Januari 15, 2021

Mama Operasi Hernia

Sebenarnya agak kaget juga ketika mengetahui Mama sakit dan penyakitnya sudah lama. Mama memang nggak pernah bilang sama anak-anaknya. Mungkin karena enggak mau kita khawatir. Atau mungkin juga ada perasaan gundah di hati, kalau nanti Mama sakit, siapa yang bakalan jagain? Papa sudah tidak ada, dan semua anak-anaknya Mama sibuk. Mama juga teringat pada Kakaknya yang dulu setelah operasi, malah tidak pernah bangun lagi selamanya. Makanya Mama sengaja menyembunyikan hal ini dari kita.
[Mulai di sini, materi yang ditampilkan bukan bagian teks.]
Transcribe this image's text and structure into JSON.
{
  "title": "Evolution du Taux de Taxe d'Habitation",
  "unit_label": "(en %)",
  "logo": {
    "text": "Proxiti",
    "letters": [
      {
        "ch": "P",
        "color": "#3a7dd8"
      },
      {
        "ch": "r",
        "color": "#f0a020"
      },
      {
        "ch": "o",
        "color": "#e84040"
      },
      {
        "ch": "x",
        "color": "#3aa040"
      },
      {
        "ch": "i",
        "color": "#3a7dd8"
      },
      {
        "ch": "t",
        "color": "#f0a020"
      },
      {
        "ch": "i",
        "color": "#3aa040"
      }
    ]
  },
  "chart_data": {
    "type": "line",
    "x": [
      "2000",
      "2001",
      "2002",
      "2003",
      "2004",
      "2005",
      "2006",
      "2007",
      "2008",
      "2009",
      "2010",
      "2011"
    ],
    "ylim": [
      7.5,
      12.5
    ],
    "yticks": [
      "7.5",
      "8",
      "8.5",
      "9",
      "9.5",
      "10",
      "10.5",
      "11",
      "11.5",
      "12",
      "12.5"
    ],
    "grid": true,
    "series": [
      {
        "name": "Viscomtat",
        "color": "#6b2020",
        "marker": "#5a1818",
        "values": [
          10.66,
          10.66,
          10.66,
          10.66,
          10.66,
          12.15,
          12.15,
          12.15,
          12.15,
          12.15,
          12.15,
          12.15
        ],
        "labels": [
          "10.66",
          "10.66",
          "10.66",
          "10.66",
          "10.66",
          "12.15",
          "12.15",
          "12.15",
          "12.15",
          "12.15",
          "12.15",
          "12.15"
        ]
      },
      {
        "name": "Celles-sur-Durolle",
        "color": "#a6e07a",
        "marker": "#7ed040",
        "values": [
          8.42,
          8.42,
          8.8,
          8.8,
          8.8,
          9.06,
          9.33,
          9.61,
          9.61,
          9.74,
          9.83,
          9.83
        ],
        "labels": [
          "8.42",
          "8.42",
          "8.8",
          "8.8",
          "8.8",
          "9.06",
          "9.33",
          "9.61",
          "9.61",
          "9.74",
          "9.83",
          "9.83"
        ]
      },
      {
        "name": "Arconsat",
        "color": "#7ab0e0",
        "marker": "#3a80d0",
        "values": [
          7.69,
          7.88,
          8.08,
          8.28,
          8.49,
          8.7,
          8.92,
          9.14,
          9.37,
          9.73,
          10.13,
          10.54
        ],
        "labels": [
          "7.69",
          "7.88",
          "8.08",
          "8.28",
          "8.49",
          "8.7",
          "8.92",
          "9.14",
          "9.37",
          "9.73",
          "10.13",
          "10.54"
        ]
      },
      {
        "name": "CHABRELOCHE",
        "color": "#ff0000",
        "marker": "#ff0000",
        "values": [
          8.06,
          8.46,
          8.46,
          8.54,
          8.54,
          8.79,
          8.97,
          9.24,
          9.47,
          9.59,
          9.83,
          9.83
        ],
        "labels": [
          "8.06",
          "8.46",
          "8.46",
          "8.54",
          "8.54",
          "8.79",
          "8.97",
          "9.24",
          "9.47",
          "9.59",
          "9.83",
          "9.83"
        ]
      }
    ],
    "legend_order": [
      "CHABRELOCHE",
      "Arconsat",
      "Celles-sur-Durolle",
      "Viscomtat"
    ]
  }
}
Pernah sekali Mama sampai muntah sangat parah dan diare, sampai Yuni (adik saya yang dokter) panik setengah mati dan sampai harus menghubungi kakak sepupu saya dokter Spesialis Penyakit Dalam. Setelah obat diberikan pada Mama, Mama pun bisa lebih tenang dan tidur. Yuni sampai nge-Whatsapp saya dengan emoji menangis😭😭😭. Dan kalau sudah sampai begitu berarti memang Mama sedang dalam kondisi sangat parah. Saya tau Yuni dengan sangat detail, walaupun mukanya kadang tegar dan menyimpan kesedihan, dia agak mirip dengan saya yang cengeng. Mungkin level cengeng saya lebih tinggi, hehehe.

Setelah dibujuk sangat lama oleh abang dan adik-adik saya yang di Aceh, dan juga setelah saya menyetujui untuk pulang dari Jakarta ke Aceh demi menjaga Mama, akhirnya Mama mau dibawa berobat ke Spesialis Bedah. Sebenarnya Mama paham betul kalau ujung-ujungnya Hernia memang harus di operasi, maka dari itu Mama takut. Kalau sudah takut, pasti tekanan darah langsung naik.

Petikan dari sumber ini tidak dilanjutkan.